Moving on, Auburn University has received a $4.3 million grant from the US Army to support its additive manufacturing research. With this funding, the university’s National Center for Additive Manufacturing Excellence (NCAME) will soon begin a two-year project about process, parts, and material qualification to help speed up the adoption and implementation of AM in Army operations and combat readiness.

“Material variation is what I call the ‘Achilles heel’ of additive manufacturing. It can make the qualification and certification of additively manufactured materials and parts challenging,” explained NCAME director and project principal investigator Nima Shamsaei, Philpott-WestPoint Stevens Distinguished Professor of mechanical engineering.

Shamsaei continued by noting the difficulty in ensuring the transferability and consistency of process output between different 3D printers. But the NCAME researchers hope to use their funding to achieve this through machine learning and mechanical testing.

Microscale 3D Printed Hydrowells for Microgravity Cell Cultures

Model of Funnel Shaped Hydrowells

Finally, researchers from the Buchmann Institute for Molecular Life Sciences (BMLS) at Goethe University used the microArch S140 by Boston Micro Fabrication (BMF) to print microscale vessels called hydrowells, used to culture 3D cellular spheroids in microgravity. Hydrowells do a better job than glass or plastic vessels of preventing individual spheroids, which put themselves into sphere-like formations to offer a biocompatible space, from “aggregating into uncontrolled sizes.”

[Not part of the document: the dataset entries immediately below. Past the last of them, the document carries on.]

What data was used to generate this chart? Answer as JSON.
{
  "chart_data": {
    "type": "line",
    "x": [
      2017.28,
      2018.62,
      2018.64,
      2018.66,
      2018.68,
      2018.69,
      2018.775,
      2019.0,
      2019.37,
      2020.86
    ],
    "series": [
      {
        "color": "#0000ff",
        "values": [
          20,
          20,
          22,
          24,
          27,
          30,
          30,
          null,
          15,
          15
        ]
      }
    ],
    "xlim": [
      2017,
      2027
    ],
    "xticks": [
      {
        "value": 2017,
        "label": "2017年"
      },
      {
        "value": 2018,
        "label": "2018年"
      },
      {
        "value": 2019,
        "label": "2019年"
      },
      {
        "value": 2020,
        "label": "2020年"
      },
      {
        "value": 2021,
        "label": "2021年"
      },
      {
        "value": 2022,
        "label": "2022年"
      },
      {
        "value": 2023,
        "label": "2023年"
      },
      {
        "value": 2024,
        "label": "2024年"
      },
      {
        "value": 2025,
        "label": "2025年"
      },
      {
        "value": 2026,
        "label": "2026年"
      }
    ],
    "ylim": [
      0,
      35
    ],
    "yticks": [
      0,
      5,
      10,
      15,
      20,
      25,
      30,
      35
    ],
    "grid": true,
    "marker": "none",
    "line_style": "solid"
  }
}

For the Spheroid Aggregation and Viability in Space (SHAPE) experiment, supported by the German Aerospace Center (DLR) and to be performed on the International Space Station, special hydrowells with a cylindrical cross-section, funnel-shaped entrance, and either a U-shaped, conical, or truncated bottom section were required, as these shapes help achieve the formation of spheroids and long-term cell culturing. Because of its ability to offer high resolution and smooth surface finishes, microscale 3D printing was used to print convex positive molds for the hydrowells out of BMF’s strong, high-temperature HT200 resin.

“The BMF micromolds have a superior resolution and surface finish, which allows the fabrication of high-quality hydrowells to reliably produce spheroids with a consistent size,” said Dr. Francesco Pampaloni, PhD, tenured staff scientist and principal investigator, who tested the 3D printed parts for use as positive molds in hydrowell fabrication. He continued, noting that the material used to 3D print the molds can “fully withstand wet autoclaving at 121°C and 2.1 bar, ensuring the sterility of the hydrowells.”